The subsequent tsunami caused the majority of the damage, however, washing out colossal amounts of garbage and debris into our oceans.
Tsunami debris has already started to land along the west coast of North America. Although it is unknown exactly when, where, and how much debris will wash up over time, it carries with it potentially devastating effects, such as damaging delicate aquatic ecosystems, introducing invasive species, and polluting waterways.
There were initial reports of a debris field, but by now ocean currents will have broken it up into smaller, separate pieces of debris. It is unlikely that any debris washing up on B.C. shores will pose a significant environmental or public health risk. In general, report debris that can be attributed to the Japanese
tsunami to DisasterDebris@noaa.gov.
Be safe: If you don’t know what it is, don’t touch it. If the item appears to pose an immediate life safety risk, call 911 or your local police. If the items appears to be hazardous but does not pose an immediate risk, report it to the provincial spill reporting line provided under Hazardous materials.

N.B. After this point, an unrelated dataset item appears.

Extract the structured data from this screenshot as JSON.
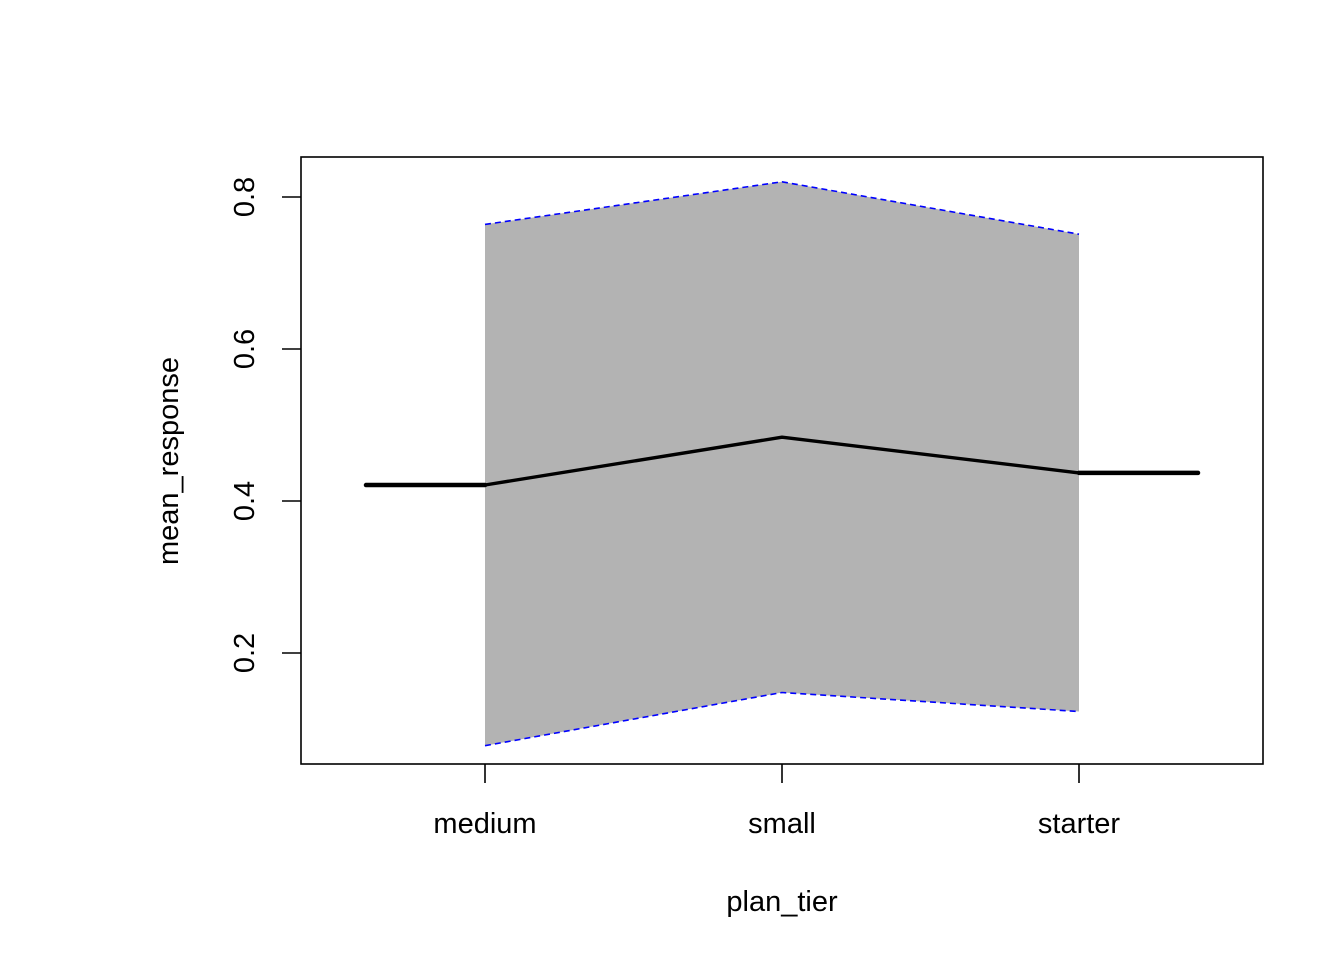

Hazardous materials: As the tsunami washed material out to sea before nuclear safety concerns emerged, it is highly unlikely that any items would have been exposed to radiation. In the event that potentially hazardous items such as drums, fuel tanks and containers, gas cans, gas cylinders, or chemical storage totes wash ashore, do not touch or attempt to move the item.
Ten-inch aluminum insecticide canisters may also be found in high
tide zones. Do not open the cap since these fumigant canisters may contain small amounts of toxic gas. Call B.C.’s spill reporting line at 1-800-663-3456 with a detailed report of what you’ve observed.

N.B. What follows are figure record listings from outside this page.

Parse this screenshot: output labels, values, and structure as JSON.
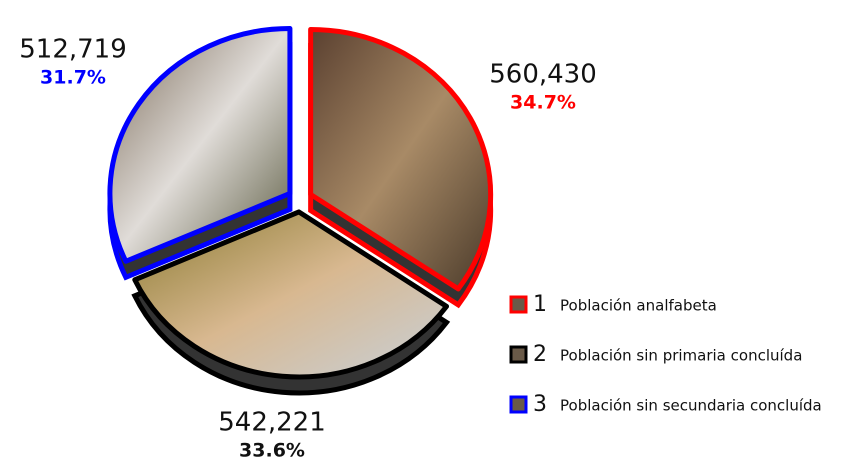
{
  "chart_data": {
    "type": "pie",
    "categories": [
      "Población analfabeta",
      "Población sin primaria concluída",
      "Población sin secundaria concluída"
    ],
    "category_numbers": [
      "1",
      "2",
      "3"
    ],
    "colors": [
      "#ff0000",
      "#000000",
      "#0000ff"
    ],
    "values": [
      560430,
      542221,
      512719
    ],
    "value_labels": [
      "560,430",
      "542,221",
      "512,719"
    ],
    "percents": [
      34.7,
      33.6,
      31.7
    ],
    "percent_labels": [
      "34.7%",
      "33.6%",
      "31.7%"
    ]
  }
}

Litter and other typical marine debris: Where it’s safe and practical to do so, consider removing litter and recycling any plastics or metals. Removal of large items or personal possessions should be done only in consultation with land managers or responsible agencies. If items can be directly linked to the Japanese tsunami, report them to DisasterDebris@noaa.gov with as much detail as possible.
Personal effects or possessions from the Japanese tsunami: Items that appear to be personal belongings related to the Japanese tsunami should be treated with respect. Report them to DisasterDebris@noaa.gov with as much detail as possible. If it is safe to do so, consider moving the object to a safe location and include this location in the e-mail report.
Derelict vessel, equipment or cargo from a vessel: Report it to Transport Canada at 604-775-8867 or by e-mail to firstname.lastname@example.org. Do not attempt to move or remove the boat or cargo.
Human remains: It is extremely unlikely any human remains from the tsunami will reach Canada. However, if you encounter any remains, immediately call 911 or your local police and give authorities a detailed report about what you observed. Do not touch or attempt to move.